Amélie Nothomb : À l’ambassade, quand j’étais toute petite, je rencontrais souvent des gens qui « faisaient des affaires ». Qu’est-ce que c’est « faire des affaires » ? Ils devaient avoir un savoir que je ne possédais pas. Ayant appris, à force de dîner avec ces gens, à mieux les connaître, je me suis aperçue que c’étaient des gens qui n’avaient pas forcément de talent particulier et que très souvent tout ceci partait d’un colossal coup de poker. C’étaient des gens qui affirmaient une chose totalement fausse et elle devenait vraie parce qu’elle avait été affirmée. Je ne dis pas que tous les hommes d’affaires correspondent à cette définition, mais c’est le cas de beaucoup d’hommes d’affaires. C’est extraordinaire. C’est en même temps une façon de réussir dans la vie qui est totalement légitime. C’est le sens du risque poussé à l’extrême.

Onirik : La vengeance de Claude passe également par la naissance d’un enfant.

Amélie Nothomb : Il était très important qu’il naisse un enfant de cette union malade et que cet enfant soit au cœur de cette ambiguïté en étant le plus épicène, c’est-à-dire en s’appelant carrément Épicène. C’est important pour l’histoire même. Mais c’est aussi important pour dire ce qui se passe quand une petite fille n’est pas aimée par son père. Ce n’est pas mon cas. J’ai été élevée par le meilleur des pères qui m’a beaucoup aimée, qui m’aime toujours beaucoup. Mais j’ai rencontré beaucoup de jeunes filles, de femmes qui n’ont pas été aimées par leur père et le propos qui revenait le plus dans l’histoire de leur vie, c’est qu’elles avaient mis beaucoup plus de temps à comprendre qu’elles étaient des femmes. S’il y avait une ambiguïté dans leur vie, c’était à quel sexe elles appartenaient, d’où la nécessité absolue de ce prénom Épicène.

C’est tout à fait shakespearien. Quand les personnages féminins de Shakespeare se mettent à devenir violents, elles déclarent « il y a un homme en moi ». Cela veut dire qu’elles vont tuer l’autre. Si l’homme est un monstre (je ne me prononce pas sur la question), il y a un homme en Épicène.
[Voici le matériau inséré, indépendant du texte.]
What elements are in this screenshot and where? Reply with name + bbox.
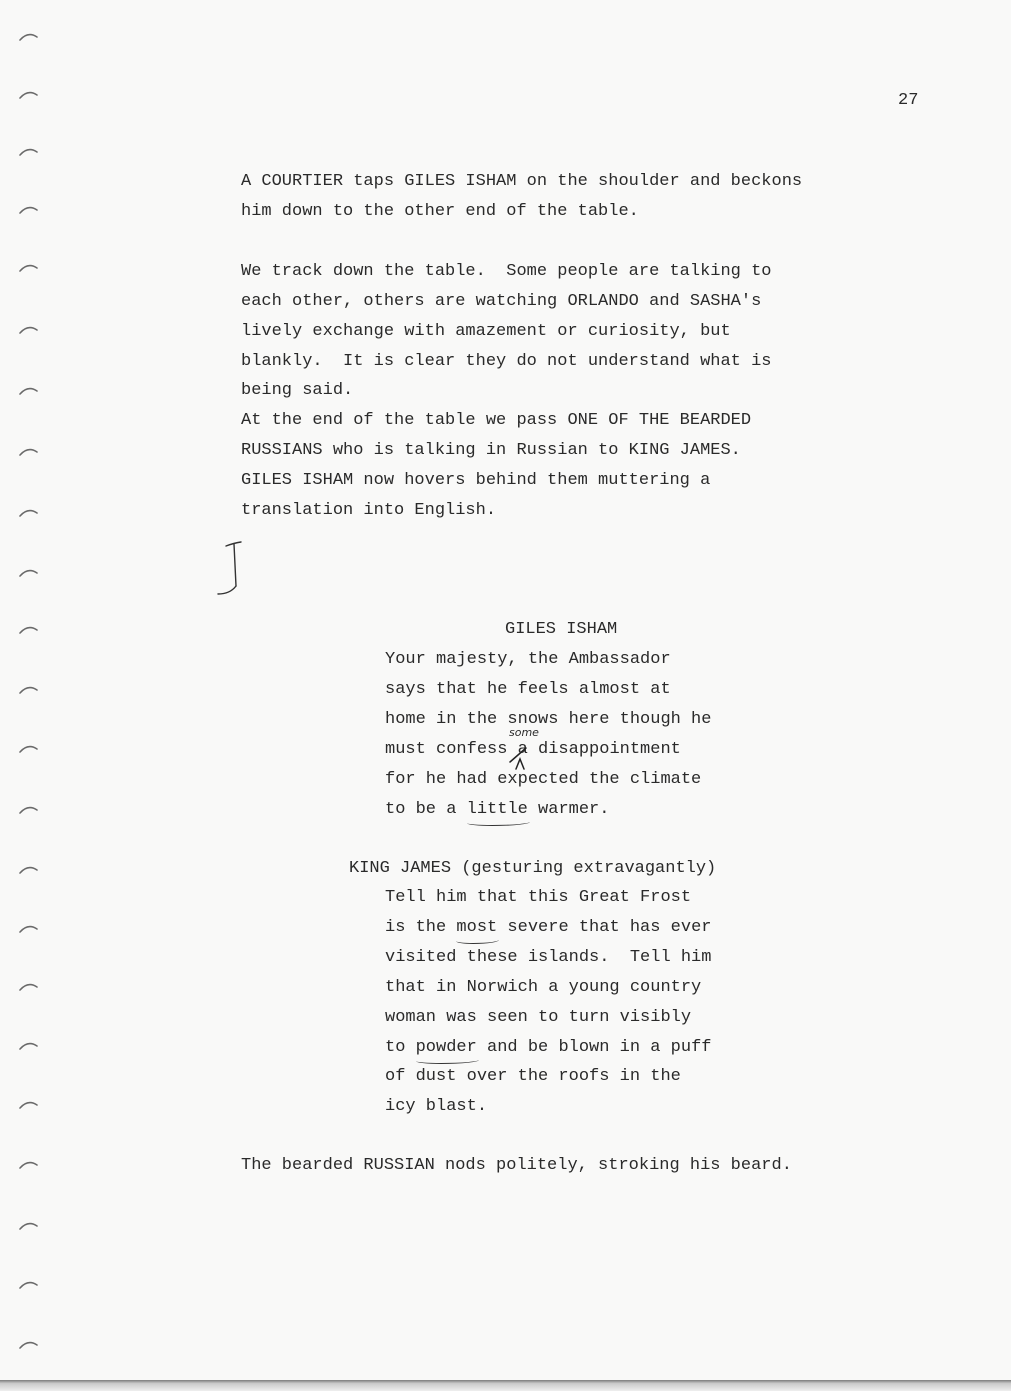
binder-holes bbox=[0, 0, 60, 1391]
action-line: each other, others are watching ORLANDO and SASHA's bbox=[241, 292, 762, 311]
dialogue-line: Tell him that this Great Frost bbox=[385, 888, 692, 907]
dialogue-line bbox=[385, 800, 609, 820]
dialogue-text: is the bbox=[385, 918, 457, 937]
underlined-word: most bbox=[456, 918, 498, 937]
dialogue-line bbox=[385, 918, 711, 938]
dialogue-line: visited these islands. Tell him bbox=[385, 948, 712, 967]
action-line: The bearded RUSSIAN nods politely, stroking his beard. bbox=[241, 1156, 792, 1175]
character-name: KING JAMES (gesturing extravagantly) bbox=[349, 859, 717, 878]
dialogue-line: of dust over the roofs in the bbox=[385, 1067, 681, 1086]
action-line: lively exchange with amazement or curiosity, but bbox=[241, 322, 731, 341]
dialogue-text: to be a bbox=[385, 800, 467, 819]
underlined-word: little bbox=[466, 800, 528, 819]
dialogue-line: that in Norwich a young country bbox=[385, 978, 702, 997]
action-line: him down to the other end of the table. bbox=[241, 202, 639, 221]
page-bottom-edge bbox=[0, 1380, 1011, 1391]
action-line: translation into English. bbox=[241, 501, 497, 520]
dialogue-line bbox=[385, 1038, 711, 1058]
page-number: 27 bbox=[898, 91, 919, 110]
dialogue-text: disappointment bbox=[527, 740, 681, 759]
character-name: GILES ISHAM bbox=[505, 620, 618, 639]
dialogue-line: woman was seen to turn visibly bbox=[385, 1008, 692, 1027]
struck-word: a bbox=[517, 740, 528, 759]
dialogue-line: for he had expected the climate bbox=[385, 770, 702, 789]
action-line: blankly. It is clear they do not understand what is bbox=[241, 352, 772, 371]
margin-bracket-mark bbox=[212, 538, 252, 600]
dialogue-text: and be blown in a puff bbox=[476, 1038, 712, 1057]
action-line: GILES ISHAM now hovers behind them muttering a bbox=[241, 471, 711, 490]
dialogue-line: icy blast. bbox=[385, 1097, 488, 1116]
action-line: A COURTIER taps GILES ISHAM on the shoulder and beckons bbox=[241, 172, 803, 191]
dialogue-text: severe that has ever bbox=[497, 918, 712, 937]
action-line: At the end of the table we pass ONE OF THE BEARDED bbox=[241, 411, 752, 430]
underlined-word: powder bbox=[415, 1038, 477, 1057]
dialogue-text: must confess bbox=[385, 740, 518, 759]
action-line: We track down the table. Some people are talking to bbox=[241, 262, 772, 281]
dialogue-line: Your majesty, the Ambassador bbox=[385, 650, 671, 669]
dialogue-line: says that he feels almost at bbox=[385, 680, 671, 699]
dialogue-line: home in the snows here though he bbox=[385, 710, 712, 729]
action-line: being said. bbox=[241, 381, 354, 400]
handwritten-insertion: some bbox=[509, 726, 539, 739]
action-line: RUSSIANS who is talking in Russian to KING JAMES. bbox=[241, 441, 741, 460]
dialogue-text: warmer. bbox=[527, 800, 610, 819]
dialogue-text: to bbox=[385, 1038, 416, 1057]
S’il faut tuer son père, elle y va.

Dominique, c’est vraiment l’innocente. On prend le plus souvent dans le livre son point de vue à elle. Elle assiste à des faits qu’elle ne comprend pas, parce qu’elle est l’innocente. Elle ne comprend pas qu’elle se trouve entre deux volontés de puissance exceptionnelle : celle de son mari et celle de sa fille. Elle ne comprend pas qu’ils se haïssent. Elle ne comprend pas que cela dépasse de loin la vague inimitié qu’il peut y avoir dans cette famille. Elle est vraiment l’innocente.